Diarrhoea can cause a loss of fluid and minerals, while dehydration weakens the delicate immune system, so it is important that your puppy consumes the same amount of fluids that he or she has lost.
Fasting allows the digestive system to rest and gives it a chance to heal.
For dogs 16 weeks or older: You can withhold food for up to 24 hours if they are over five pounds in weight.
For dogs at 8-16 weeks: Withhold food for a maximum of 12 hours if they are over five pounds in weight.
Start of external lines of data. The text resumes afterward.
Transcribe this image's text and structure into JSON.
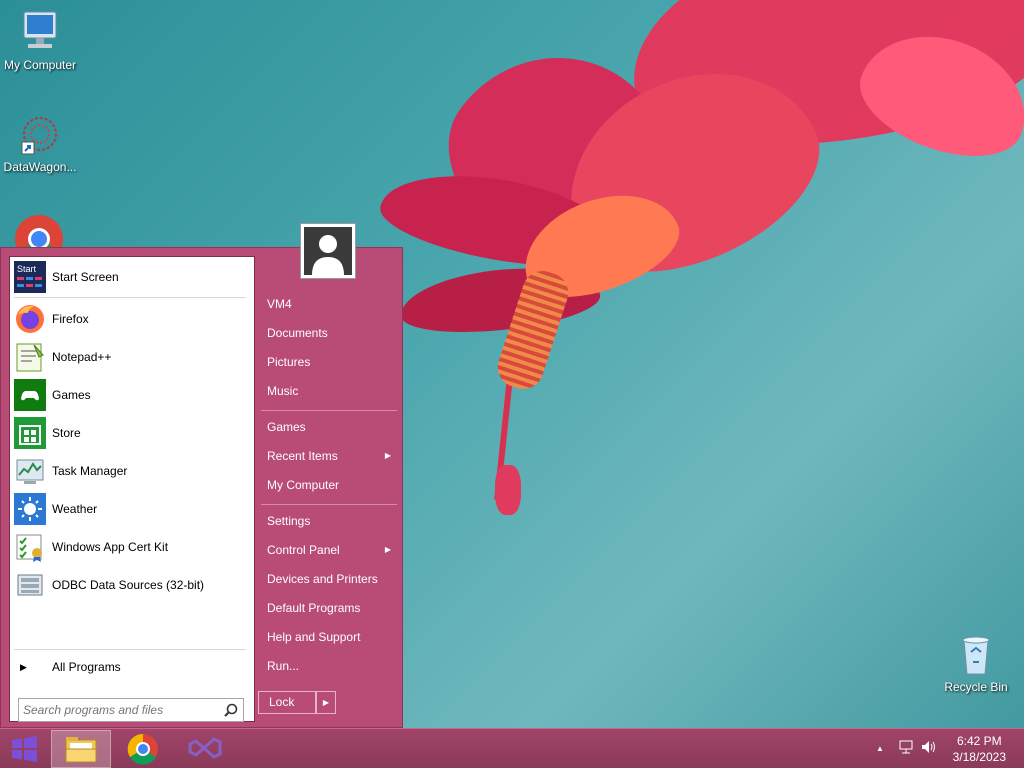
{
  "desktop": {
    "icons": [
      {
        "label": "My Computer"
      },
      {
        "label": "DataWagon..."
      },
      {
        "label": "Recycle Bin"
      }
    ]
  },
  "start_menu": {
    "pinned": [
      {
        "label": "Start Screen",
        "icon": "start-screen-icon"
      },
      {
        "label": "Firefox",
        "icon": "firefox-icon"
      },
      {
        "label": "Notepad++",
        "icon": "notepad-plus-plus-icon"
      },
      {
        "label": "Games",
        "icon": "games-icon"
      },
      {
        "label": "Store",
        "icon": "store-icon"
      },
      {
        "label": "Task Manager",
        "icon": "task-manager-icon"
      },
      {
        "label": "Weather",
        "icon": "weather-icon"
      },
      {
        "label": "Windows App Cert Kit",
        "icon": "app-cert-kit-icon"
      },
      {
        "label": "ODBC Data Sources (32-bit)",
        "icon": "odbc-icon"
      }
    ],
    "all_programs": "All Programs",
    "search_placeholder": "Search programs and files",
    "right_items": [
      {
        "label": "VM4"
      },
      {
        "label": "Documents"
      },
      {
        "label": "Pictures"
      },
      {
        "label": "Music"
      },
      {
        "label": "Games"
      },
      {
        "label": "Recent Items",
        "submenu": true
      },
      {
        "label": "My Computer"
      },
      {
        "label": "Settings"
      },
      {
        "label": "Control Panel",
        "submenu": true
      },
      {
        "label": "Devices and Printers"
      },
      {
        "label": "Default Programs"
      },
      {
        "label": "Help and Support"
      },
      {
        "label": "Run..."
      }
    ],
    "lock_label": "Lock",
    "submenu_arrow": "▶",
    "triangle": "▶"
  },
  "taskbar": {
    "apps": [
      "file-explorer-icon",
      "chrome-icon",
      "visual-studio-icon"
    ],
    "tray_arrow": "▲",
    "time": "6:42 PM",
    "date": "3/18/2023"
  },
  "colors": {
    "accent": "#b84c77",
    "taskbar": "#963f62"
  }
}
Plain, dry dog biscuits or plain, cooked white rice will help to settle the stomach in the evening and prevent vomiting.
Give Your Puppy Plain Food
Once the fast has finished, plain food is your best bet for satisfying your dog’s appetite without making the problem worse. Good foods for diarrhoea include:
• Plain, cooked white rice (add a little chicken as they start to improve)
• Pureed sweet potato
• Plain, dry dog biscuits
Source: Derek Gavey
The younger the puppy, the higher the risk of diarrhoea developing into something serious. See your vet immediately if your puppy’s diarrhoea:
• Smells extremely foul
• Contains blood and/or mucus
• Is watery and projectile
• Is accompanied by vomiting, pain, fever, loss of appetite or lethargy. The risk of dehydration increases when your puppy is vomiting — any water is likely to be thrown straight back up.
In these instances, diarrhoea can be an indication of illnesses that may kill your puppy. Be sure to get your little one drinking water to minimise the risks of dehydration before you see the vet.
The vet will take a stool sample to test for parasites, bacteria and viruses, and give IV fluids to combat dehydration.
Medicines may be prescribed, so be sure to administer them exactly as your vet tells you to.
At Lovejoys, we understand that it can be a huge worry when your puppy isn’t feeling well, so we hope this guide to treating diarrhoea will ease your stress and help your puppy recover quickly!